Nesse mito, temos de novo uma falácia: o Brasil de fato tem o maior número absoluto de pessoas que se declaram católicas ao redor do globo. Isso é um fato. Mas existem fatos e existem interpretações, e interpretações não são somente uma questão de opinião.

Primeiramente, nessa afirmação há um erro crucial: o Brasil não é um “país católico”, uma vez que se declara laico, certo? A nação brasileira era católica na época do Império. Pensando nisso, o maior país católico do mundo é, na verdade, o menor país do mundo: o Vaticano.

Mas o questionamento que se deve fazer aos famigerados cento e tantos milhões e brasileiros que se declaram católicos é que os chamados não praticantes representam mais de 30% deste total.

Quando se apura o número de brasileiros católicos, leva-se em conta o quê: quem afirma ser católico dentre as opções apresentadas? O número de pessoas que foram batizadas pela Igreja Romana? Nos dois casos, são números que irão maquiar a realidade: nessa estatística, contabilizam-se pessoas que simplesmente não seguem a doutrina católica (e aqui não falo de rigidez, mas de minimamente frequentar a missa, os sete sacramentos…).
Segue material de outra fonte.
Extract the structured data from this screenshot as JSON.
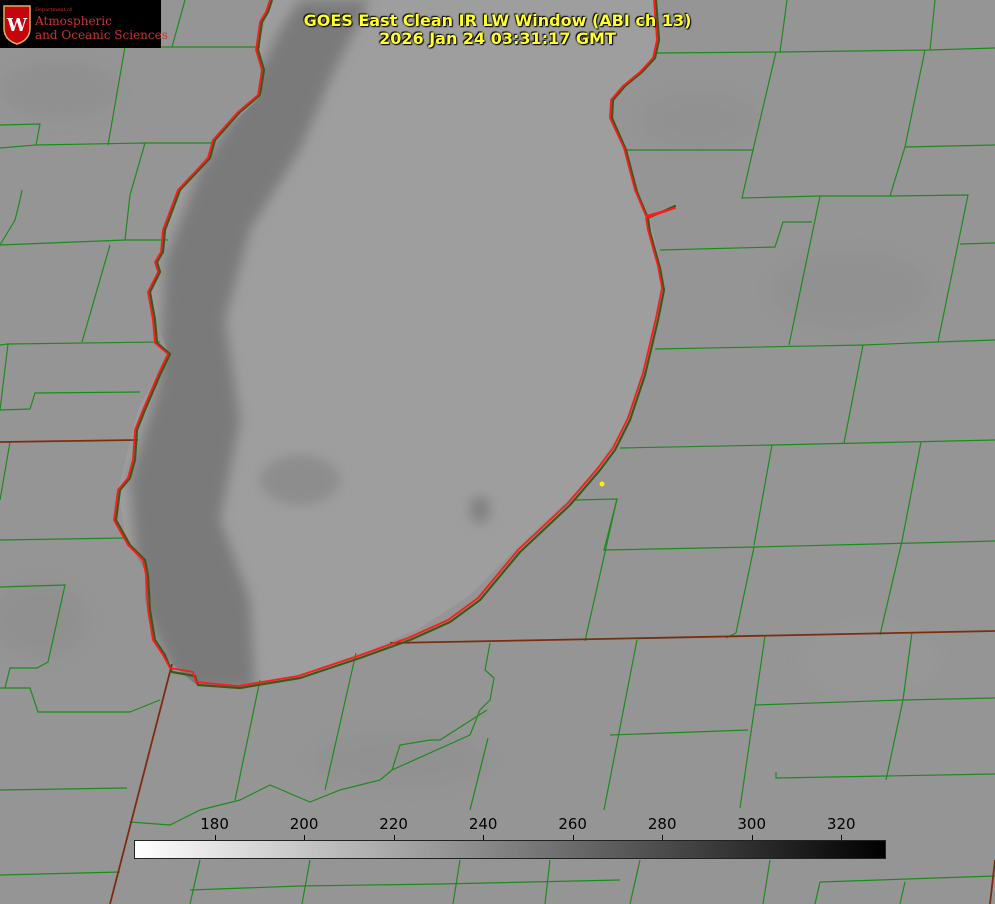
{
  "title": {
    "line1": "GOES East Clean IR LW Window (ABI ch 13)",
    "line2": "2026 Jan 24 03:31:17 GMT"
  },
  "logo": {
    "dept": "Department of",
    "line1": "Atmospheric",
    "line2": "and Oceanic Sciences",
    "letter": "W"
  },
  "colorbar": {
    "ticks": [
      "180",
      "200",
      "220",
      "240",
      "260",
      "280",
      "300",
      "320"
    ],
    "range": [
      162,
      330
    ],
    "colors": {
      "low": "#ffffff",
      "high": "#000000"
    }
  },
  "colors": {
    "land": "#959595",
    "lake": "#9e9e9e",
    "lake_cold_band": "#7a7a7a",
    "county_lines": "#1f8a1f",
    "state_lines": "#7a2e10",
    "coastline": "#ff1a1a",
    "title": "#ffff33",
    "marker": "#ffee00"
  },
  "icons": {
    "logo": "uw-crest-icon",
    "marker": "location-marker-icon"
  }
}
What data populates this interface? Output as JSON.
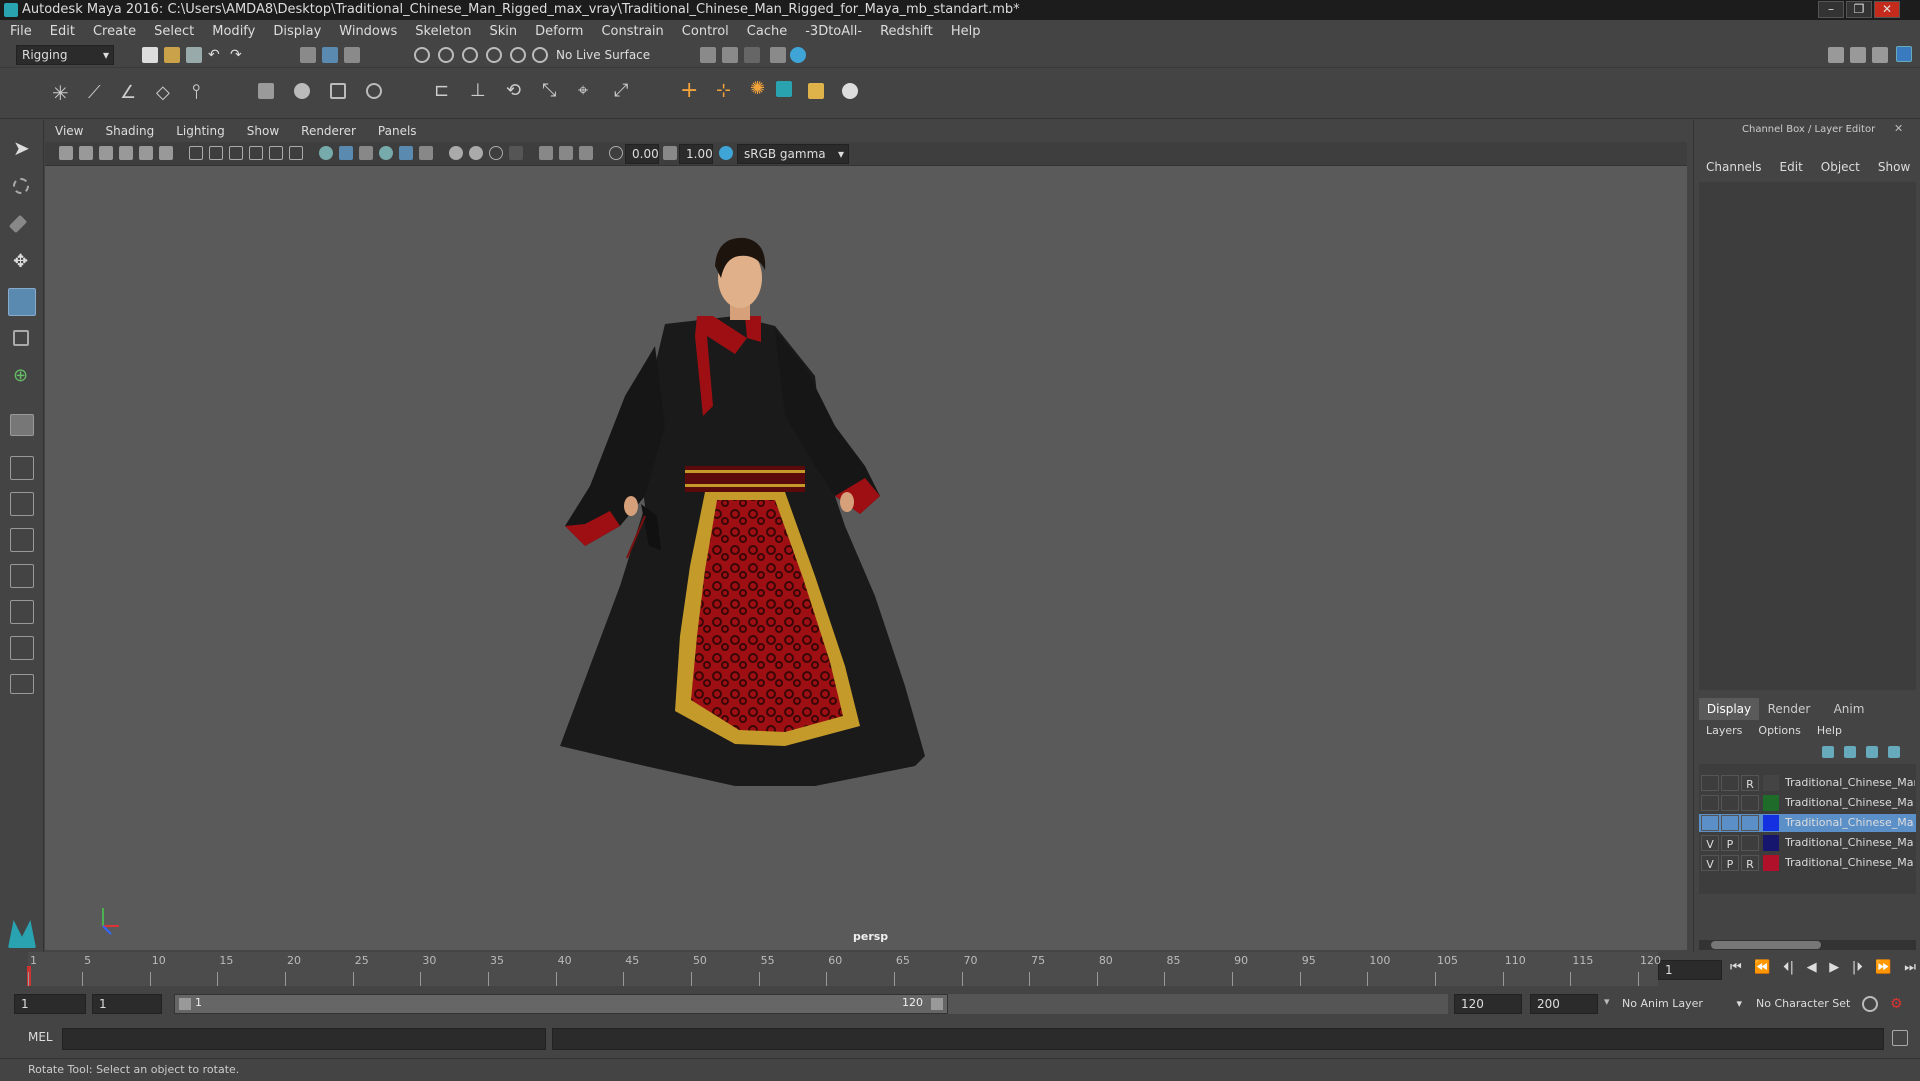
{
  "window": {
    "title": "Autodesk Maya 2016: C:\\Users\\AMDA8\\Desktop\\Traditional_Chinese_Man_Rigged_max_vray\\Traditional_Chinese_Man_Rigged_for_Maya_mb_standart.mb*",
    "controls": [
      "–",
      "❐",
      "✕"
    ]
  },
  "menubar": [
    "File",
    "Edit",
    "Create",
    "Select",
    "Modify",
    "Display",
    "Windows",
    "Skeleton",
    "Skin",
    "Deform",
    "Constrain",
    "Control",
    "Cache",
    "-3DtoAll-",
    "Redshift",
    "Help"
  ],
  "toolbar": {
    "mode": "Rigging",
    "live_surface": "No Live Surface"
  },
  "viewport": {
    "menu": [
      "View",
      "Shading",
      "Lighting",
      "Show",
      "Renderer",
      "Panels"
    ],
    "exposure": "0.00",
    "gamma": "1.00",
    "color_space": "sRGB gamma",
    "camera_label": "persp"
  },
  "channel_box": {
    "title": "Channel Box / Layer Editor",
    "menu": [
      "Channels",
      "Edit",
      "Object",
      "Show"
    ]
  },
  "layer_editor": {
    "tabs": [
      "Display",
      "Render",
      "Anim"
    ],
    "active_tab": "Display",
    "menu": [
      "Layers",
      "Options",
      "Help"
    ],
    "layers": [
      {
        "v": "",
        "p": "",
        "r": "R",
        "color": "#444444",
        "name": "Traditional_Chinese_Man_l",
        "selected": false
      },
      {
        "v": "",
        "p": "",
        "r": "",
        "color": "#1f6b2a",
        "name": "Traditional_Chinese_Ma",
        "selected": false
      },
      {
        "v": "",
        "p": "",
        "r": "",
        "color": "#1530e0",
        "name": "Traditional_Chinese_Ma",
        "selected": true
      },
      {
        "v": "V",
        "p": "P",
        "r": "",
        "color": "#16166e",
        "name": "Traditional_Chinese_Ma",
        "selected": false
      },
      {
        "v": "V",
        "p": "P",
        "r": "R",
        "color": "#b0102a",
        "name": "Traditional_Chinese_Ma",
        "selected": false
      }
    ]
  },
  "timeline": {
    "ticks": [
      "1",
      "5",
      "10",
      "15",
      "20",
      "25",
      "30",
      "35",
      "40",
      "45",
      "50",
      "55",
      "60",
      "65",
      "70",
      "75",
      "80",
      "85",
      "90",
      "95",
      "100",
      "105",
      "110",
      "115",
      "120"
    ],
    "current_frame": "1",
    "playback": [
      "⏮",
      "⏪",
      "⏴|",
      "◀",
      "▶",
      "|⏵",
      "⏩",
      "⏭"
    ]
  },
  "range": {
    "start": "1",
    "playback_start": "1",
    "slider_start": "1",
    "slider_end": "120",
    "playback_end": "120",
    "end": "200",
    "anim_layer": "No Anim Layer",
    "character_set": "No Character Set"
  },
  "mel": {
    "label": "MEL"
  },
  "status": "Rotate Tool: Select an object to rotate."
}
Além disso, mesmo que os dois terços fossem reais, ainda é um exagero: no México, na Itália e nas Filipinas (!) o número de católicos é muito mais impactante, podendo superar os 90%

Ser católico, no Brasil, muitas vezes é o mesmo que “não ser ateu”.

“Garota de Ipanema” é a segunda canção mais tocada da história

Esse o meu mito predileto, e por isso aparece ao fim do artigo. Trata-se de um mito que só aparece em solo brasileiro, havendo pouquíssima ou nenhuma referência a essa possibilidade lá fora (o único material relevante em inglês com essa informação foi escrito por… uma brasileira). E se há algum ‘etnocentrismo’ nesse caso, não é culpa dos estrangeiros.

Essa “informação” é facilmente encontrada: buscando pelas palavras-chave “Garota de Ipanema” e “música mais tocada”, de cara chegamos a diversos artigos e vídeos que reproduzem a seguinte afirmação: “Consta que é a segunda canção mais executada da História, atrás apenas de ‘Yesterday’, dos Beatles”, como grafou “O Globo”, em 2012.

Mais cuidadosa é a forma com que “Garota de Ipanema” foi descrita na orelha do livro “Tom Jobim – Histórias de Canções”, de Wagner Homem: “a canção figurou por mais de 90 semanas nas primeiras posições das paradas de sucesso e chegou a ser a segunda mais executada no mundo, num universo em que ‘Yesterday’, dos Beatles, era a primeira colocada”. Questão de gramática: “chegou a ser” é bem diferente de “é”.

A informação sobre “Garota de Ipanema” é tão desencontrada e tão sem sustentação que muitas vezes o clássico de Jobim e Vinícius não será chamado de “a segunda mais tocada”, mas sim de “a segunda mais gravada”. O que é ainda mais impossível de acreditar.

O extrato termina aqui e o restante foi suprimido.